Büyük kalabalığın yaşama sevdası, günlük hayatı ya siyaset ya da futbol olmuş.
Taraftar, kendini kaybedip ortalığı yangın yerine çevirirken, hayatının büyük bir kısmını futbolla anlamlandıranlara diyoruz ki; kaybetmeye de alışmalıyız.
BJK yönetiminde olduğum süreçte futbolcu psikolojisine şahit oldum. Deplasman maçından kaybederek döndüğümüzde yöneticilerin ağzını bıçak dahi açamaz iken, uçağın arka kısmında milyonlarca euro’ya transfer edilen futbolcuların çok keyifli hallerini gördüğümde oldukça şaşırdığımı hatırlıyorum.
Profesyonel demek galiba bu işte, demiştim kendime.
Duygularından arınmış olabilmek de profesyonelliğin birinci kuralı olsa gerek.
***
Maçı kaybeden futbolcuların eve mutlu olmasa bile hayata kahrederek gitmediklerini biliyorum. Çünkü futbolcular bir sonraki maçı düşünürken, taraftarlar ise hayatlarını zehir edebiliyor.
Hayata küsenler bile var!
Tribünlerde yırtınan, küfürler savuran, kural dışı davranışların zirvelerinde dolaşan fanatiklerin yüzlerine karşı, “Sen sürekli kazanıyor musun?” diye sorabilmeyi de çok istiyorum...
Kaybedenler Kulübü’ne dönüşen tribünlerdeki o büyük kalabalıklar sanki hayatla ve kendisiyle hesaplaşanların buluştuğu bir arena misali.
Taraftar kalmak ile sahip olma çizgisi birbirinden ayırt edilemiyor.
***
Protokol tribününde kulüp yöneticileri ile savcılar arasında kavgaya kadar gidebiliyorsa, demek ki futbol kitleleri buluşturma misyonundan çıkıyor.
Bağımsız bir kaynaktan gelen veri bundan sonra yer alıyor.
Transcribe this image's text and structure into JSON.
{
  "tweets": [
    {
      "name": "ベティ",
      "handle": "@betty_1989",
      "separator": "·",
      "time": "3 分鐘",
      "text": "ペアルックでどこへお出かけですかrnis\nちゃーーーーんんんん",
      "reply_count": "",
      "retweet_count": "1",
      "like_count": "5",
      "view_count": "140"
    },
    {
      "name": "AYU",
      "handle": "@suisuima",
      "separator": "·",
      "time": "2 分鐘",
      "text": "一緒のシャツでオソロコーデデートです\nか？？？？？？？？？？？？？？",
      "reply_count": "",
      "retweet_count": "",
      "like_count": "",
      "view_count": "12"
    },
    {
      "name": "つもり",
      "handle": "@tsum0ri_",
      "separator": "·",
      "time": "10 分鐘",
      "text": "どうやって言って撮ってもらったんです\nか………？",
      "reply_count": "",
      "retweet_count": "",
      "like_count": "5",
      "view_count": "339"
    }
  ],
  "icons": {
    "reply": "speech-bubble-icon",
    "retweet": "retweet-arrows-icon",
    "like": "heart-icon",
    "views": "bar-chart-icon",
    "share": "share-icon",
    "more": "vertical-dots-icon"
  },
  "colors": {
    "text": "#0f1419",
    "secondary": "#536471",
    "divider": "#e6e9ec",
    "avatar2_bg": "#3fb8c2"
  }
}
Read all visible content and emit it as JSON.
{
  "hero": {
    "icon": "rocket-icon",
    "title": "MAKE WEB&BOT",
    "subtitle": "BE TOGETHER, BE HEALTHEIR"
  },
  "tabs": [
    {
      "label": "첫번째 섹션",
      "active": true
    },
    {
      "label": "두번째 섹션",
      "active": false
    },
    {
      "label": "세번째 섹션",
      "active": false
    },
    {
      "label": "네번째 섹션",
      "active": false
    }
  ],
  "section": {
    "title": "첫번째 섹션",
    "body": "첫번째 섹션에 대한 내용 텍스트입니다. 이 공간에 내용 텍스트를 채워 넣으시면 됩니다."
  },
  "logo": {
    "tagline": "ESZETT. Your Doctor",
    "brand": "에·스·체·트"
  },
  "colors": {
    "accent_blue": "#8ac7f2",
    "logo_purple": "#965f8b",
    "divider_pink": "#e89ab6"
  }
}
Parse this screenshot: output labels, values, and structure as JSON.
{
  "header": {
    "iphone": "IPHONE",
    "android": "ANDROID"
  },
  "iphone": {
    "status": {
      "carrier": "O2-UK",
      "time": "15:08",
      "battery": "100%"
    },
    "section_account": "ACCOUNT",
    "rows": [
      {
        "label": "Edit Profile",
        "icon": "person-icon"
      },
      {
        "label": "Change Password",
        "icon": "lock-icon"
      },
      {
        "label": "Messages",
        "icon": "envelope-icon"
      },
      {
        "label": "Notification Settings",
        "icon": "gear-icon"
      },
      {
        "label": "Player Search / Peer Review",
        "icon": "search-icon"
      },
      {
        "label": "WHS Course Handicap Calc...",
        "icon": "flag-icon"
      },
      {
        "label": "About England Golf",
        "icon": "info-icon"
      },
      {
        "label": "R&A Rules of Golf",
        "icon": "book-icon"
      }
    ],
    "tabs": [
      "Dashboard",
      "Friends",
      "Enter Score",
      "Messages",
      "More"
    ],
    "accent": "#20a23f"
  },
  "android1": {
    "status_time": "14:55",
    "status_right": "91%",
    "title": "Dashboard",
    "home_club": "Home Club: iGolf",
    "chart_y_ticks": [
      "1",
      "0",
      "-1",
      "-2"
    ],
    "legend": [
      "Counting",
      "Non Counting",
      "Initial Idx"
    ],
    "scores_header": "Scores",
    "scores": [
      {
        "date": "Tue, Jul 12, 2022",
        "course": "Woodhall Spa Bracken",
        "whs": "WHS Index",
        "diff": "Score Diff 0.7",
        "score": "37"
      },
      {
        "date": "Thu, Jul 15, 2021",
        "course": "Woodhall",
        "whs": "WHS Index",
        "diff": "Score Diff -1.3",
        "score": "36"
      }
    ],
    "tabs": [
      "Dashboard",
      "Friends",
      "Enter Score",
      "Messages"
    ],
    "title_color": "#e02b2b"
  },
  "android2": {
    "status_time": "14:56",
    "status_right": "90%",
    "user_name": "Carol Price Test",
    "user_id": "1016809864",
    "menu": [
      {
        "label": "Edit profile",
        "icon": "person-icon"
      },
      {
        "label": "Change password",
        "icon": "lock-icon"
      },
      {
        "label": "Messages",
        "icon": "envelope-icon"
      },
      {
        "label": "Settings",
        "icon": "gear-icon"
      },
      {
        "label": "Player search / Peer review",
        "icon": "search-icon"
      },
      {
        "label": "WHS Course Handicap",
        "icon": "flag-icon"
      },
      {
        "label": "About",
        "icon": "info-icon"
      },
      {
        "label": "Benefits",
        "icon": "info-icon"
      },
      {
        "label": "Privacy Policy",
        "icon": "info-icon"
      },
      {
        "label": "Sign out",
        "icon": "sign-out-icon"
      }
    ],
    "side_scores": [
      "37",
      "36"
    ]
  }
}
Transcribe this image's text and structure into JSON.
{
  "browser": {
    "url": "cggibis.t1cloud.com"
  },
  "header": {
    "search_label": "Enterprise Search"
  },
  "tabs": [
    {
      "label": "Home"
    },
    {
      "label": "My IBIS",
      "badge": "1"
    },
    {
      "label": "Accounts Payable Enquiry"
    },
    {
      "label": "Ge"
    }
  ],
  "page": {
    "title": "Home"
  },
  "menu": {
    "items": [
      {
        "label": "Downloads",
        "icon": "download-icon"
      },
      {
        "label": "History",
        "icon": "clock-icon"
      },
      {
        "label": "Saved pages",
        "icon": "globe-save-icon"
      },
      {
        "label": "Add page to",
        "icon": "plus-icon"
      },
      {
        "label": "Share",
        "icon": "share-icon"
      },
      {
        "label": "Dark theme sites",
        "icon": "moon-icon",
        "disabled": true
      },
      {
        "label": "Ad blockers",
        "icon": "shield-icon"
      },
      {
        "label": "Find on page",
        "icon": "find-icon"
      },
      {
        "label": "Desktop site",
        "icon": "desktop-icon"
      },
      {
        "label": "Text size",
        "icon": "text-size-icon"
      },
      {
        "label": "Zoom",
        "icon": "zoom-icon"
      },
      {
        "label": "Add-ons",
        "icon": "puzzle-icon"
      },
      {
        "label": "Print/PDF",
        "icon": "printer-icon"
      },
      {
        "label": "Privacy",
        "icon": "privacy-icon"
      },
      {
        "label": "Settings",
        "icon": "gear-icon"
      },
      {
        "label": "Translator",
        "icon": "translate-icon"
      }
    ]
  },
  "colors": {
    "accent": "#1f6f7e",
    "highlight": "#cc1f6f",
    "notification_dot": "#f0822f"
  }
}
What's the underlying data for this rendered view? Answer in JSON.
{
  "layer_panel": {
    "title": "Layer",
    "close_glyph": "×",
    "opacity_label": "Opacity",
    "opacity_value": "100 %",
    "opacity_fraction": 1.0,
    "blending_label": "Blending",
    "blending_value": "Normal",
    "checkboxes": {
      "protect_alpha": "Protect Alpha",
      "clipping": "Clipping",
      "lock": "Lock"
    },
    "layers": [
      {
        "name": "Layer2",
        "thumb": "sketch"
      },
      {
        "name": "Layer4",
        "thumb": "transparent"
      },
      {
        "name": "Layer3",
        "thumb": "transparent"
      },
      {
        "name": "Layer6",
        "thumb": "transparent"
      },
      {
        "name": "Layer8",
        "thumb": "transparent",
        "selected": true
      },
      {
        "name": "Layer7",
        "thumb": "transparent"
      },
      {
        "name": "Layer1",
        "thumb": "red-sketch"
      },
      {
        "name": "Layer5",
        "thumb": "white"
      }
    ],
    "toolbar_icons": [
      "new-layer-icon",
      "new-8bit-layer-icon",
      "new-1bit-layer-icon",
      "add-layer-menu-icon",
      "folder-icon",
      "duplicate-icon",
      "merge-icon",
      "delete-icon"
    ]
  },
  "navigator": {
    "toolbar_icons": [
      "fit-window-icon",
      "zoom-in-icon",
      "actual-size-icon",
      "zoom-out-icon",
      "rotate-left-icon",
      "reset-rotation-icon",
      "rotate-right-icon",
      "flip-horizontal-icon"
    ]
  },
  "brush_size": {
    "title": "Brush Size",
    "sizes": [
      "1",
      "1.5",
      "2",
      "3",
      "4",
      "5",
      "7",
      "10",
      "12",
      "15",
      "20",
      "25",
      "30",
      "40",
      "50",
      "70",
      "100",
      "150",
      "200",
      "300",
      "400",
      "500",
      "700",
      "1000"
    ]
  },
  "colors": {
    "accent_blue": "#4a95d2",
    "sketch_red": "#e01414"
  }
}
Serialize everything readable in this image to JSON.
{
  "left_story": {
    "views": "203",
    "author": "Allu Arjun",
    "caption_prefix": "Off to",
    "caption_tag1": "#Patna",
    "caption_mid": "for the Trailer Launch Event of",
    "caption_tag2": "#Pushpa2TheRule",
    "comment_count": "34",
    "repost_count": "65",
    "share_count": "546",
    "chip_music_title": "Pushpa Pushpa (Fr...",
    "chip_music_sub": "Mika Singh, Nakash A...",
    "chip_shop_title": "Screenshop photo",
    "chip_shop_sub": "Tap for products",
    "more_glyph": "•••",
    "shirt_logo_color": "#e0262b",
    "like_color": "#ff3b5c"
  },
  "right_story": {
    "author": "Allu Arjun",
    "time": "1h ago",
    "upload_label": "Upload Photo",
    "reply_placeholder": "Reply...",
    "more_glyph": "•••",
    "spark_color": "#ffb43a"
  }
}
“Bu arada hatırlatmakta fayda görüyorum; Türkiye’de futbol, Beşiktaş’a karşı oynanan bir oyundur” diyerek tweet atan aydınlarımız oldukça, anlıyoruz ki daha yolun başındayız!
***
Ve eşi izin vermediği için Hollanda Milli Takımı ile 1978 Arjantin Dünya Kupası’na dahi katılmayan, efsane futbolcu Johan Cruyff’un bir sözünü hatırlatmak istiyorum .
Cruff diyor ki: “Futbol basit bir oyundur, zor olan onu basit oynamaktır.”
Biz, bu kadar basit bir oyunu basit duygularla seyredemiyoruz.
Hayatın her alanını zorlaştırmakta ustayız. Basitleştiremiyoruz...
Güvenli alanları sürekli terörize ediyoruz...
Rekabet, sürekli kazanmak değildir, böylesine bir beklenti ise marazi bir durumdur.
Hayatı yuvarlak bir top peşinde kahrederek geçirmektense, yuvarlak dünyanın hakkını vererek yaşamak gerek!